Immigrations enforcement agents will also have the right to detain and remove any individual who cannot prove he or she has been living in the United States for over two years, another tactic used to turn immigrants back swiftly in the border region.

Kelly is also calling for the hiring of 5,000 Border Patrol agents and 500 additional Air and Marine personnel assigned to strategic locations as needed.

The undocumented immigrants will be deported without a hearing or review except for unaccompanied children unless they are seeking asylum or could face persecution if returned home.

“This dramatic policy shift is hard evidence of the Trump administration’s interest in needlessly tearing apart families and spreading fear in immigrant communities. By targeting those without serious convictions, those who have merely been charged with offenses, or those recent arrivals – including unaccompanied children – who have posed no safety threat to our neighborhoods, the president has chosen the politics of division over our nation’s safety,” de Blasio said. “Let us be clear: immigrant communities living in fear under these rules will be less likely to report crime or partner with law-enforcement agencies to make our communities safer. These New Yorkers will be less likely to involve themselves in neighborhood fabrics at the center of sustained safety and prosperity. Families torn apart will only add to the marginalization of already economically and culturally vulnerable communities.”

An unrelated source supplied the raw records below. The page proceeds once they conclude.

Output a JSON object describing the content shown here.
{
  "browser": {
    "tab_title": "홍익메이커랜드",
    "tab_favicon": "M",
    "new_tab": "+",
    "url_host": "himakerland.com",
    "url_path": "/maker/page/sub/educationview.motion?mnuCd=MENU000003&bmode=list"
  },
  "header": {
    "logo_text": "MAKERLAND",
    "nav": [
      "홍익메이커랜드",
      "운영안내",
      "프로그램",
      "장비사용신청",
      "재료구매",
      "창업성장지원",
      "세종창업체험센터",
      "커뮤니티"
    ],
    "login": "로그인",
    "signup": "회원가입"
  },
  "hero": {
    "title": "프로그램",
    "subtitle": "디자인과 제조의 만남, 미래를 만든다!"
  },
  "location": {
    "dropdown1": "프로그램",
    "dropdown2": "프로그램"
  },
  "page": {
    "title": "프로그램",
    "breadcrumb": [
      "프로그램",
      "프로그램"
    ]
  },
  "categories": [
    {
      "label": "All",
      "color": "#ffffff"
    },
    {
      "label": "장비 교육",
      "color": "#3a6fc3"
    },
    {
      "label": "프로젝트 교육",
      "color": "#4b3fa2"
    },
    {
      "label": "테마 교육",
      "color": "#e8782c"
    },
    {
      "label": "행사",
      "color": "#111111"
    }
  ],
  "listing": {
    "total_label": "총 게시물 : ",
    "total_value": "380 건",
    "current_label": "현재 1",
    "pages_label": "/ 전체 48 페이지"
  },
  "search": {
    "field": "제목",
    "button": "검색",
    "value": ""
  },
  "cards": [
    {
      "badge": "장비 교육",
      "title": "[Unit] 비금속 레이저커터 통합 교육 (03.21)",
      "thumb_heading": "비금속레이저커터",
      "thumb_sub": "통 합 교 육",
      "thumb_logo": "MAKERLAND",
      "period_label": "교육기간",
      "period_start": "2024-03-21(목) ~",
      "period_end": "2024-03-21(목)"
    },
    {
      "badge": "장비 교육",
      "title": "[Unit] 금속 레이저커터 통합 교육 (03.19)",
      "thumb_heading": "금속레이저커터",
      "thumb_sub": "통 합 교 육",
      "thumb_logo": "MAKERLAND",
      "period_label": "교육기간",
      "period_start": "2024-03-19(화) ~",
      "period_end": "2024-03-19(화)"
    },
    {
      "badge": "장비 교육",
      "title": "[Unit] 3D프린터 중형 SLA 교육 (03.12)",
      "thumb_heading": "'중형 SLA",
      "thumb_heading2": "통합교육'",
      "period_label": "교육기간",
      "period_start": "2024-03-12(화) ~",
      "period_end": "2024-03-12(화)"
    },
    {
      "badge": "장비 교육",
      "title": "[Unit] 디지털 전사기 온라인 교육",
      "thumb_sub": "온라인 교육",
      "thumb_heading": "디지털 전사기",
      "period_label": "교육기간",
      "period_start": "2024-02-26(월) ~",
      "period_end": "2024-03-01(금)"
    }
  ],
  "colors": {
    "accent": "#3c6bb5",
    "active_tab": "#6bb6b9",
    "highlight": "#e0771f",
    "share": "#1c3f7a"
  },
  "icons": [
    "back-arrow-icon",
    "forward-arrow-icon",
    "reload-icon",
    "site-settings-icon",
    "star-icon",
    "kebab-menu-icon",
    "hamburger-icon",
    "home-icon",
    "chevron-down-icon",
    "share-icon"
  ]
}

James Hong, acting executive director of the MinKwon Center for Community Action in Flushing, said Trump’s executive orders and recent ICE raids are reminiscent of the The Chinese Exclusion Act of 1882, signed into law by President Chester A. Arthur, which put a 10 year moratorium on labor immigration from China.

“Immigration issues are Asian-American issues,” Hong said. “With 78 percent of Asian-Americans in New York City being immigrants, it is impossible for us to stay silent in the face of these raids and executive orders. The MinKwon Center and its allies in the community are already seeing waves of confusion and fear, even among those with legal status. It is a travesty that instead of acknowledging the tremendous contributions of immigrants to this city, the federal government is targeting New York for its enforcement.”

According to ICE, an alleged MS-13 gang member originally from El Salvador named Estivan Rafael Marques Velasquez was arrested in Queens on Feb. 16 after being released from Rikers Island when he should have been transferred to ICE custody, according to the agency. A statement by Enforcement and Removal Operations New York Field Office Director Thomas Decker said the city’s sanctuary policy is a safety risk for residents.

“This man is by his own admission a member of a violent street gang and he was released back into the community. Honoring a detainer request is not about politics, it is about keeping New York citizens safe,” Decker said. “ICE continues to welcome changes to the city’s current policy which is creating a potentially unsafe environment for its residents. ICE remains steadfast in solidifying its relationship with local law enforcement in the interest of public safety and national security.”

According to the New York Post, the ICE raids in New York City nabbed about 40 individuals.

A 49-year-old man from Jamaica who has been convicted of sexual assault of a victim under the age of 11 was arrested in the Bronx; a 51-year-old man who was once convicted of sexual offense against a child was arrested in College Point; and a 30-year-old man convicted of rape was arrested in Jamaica.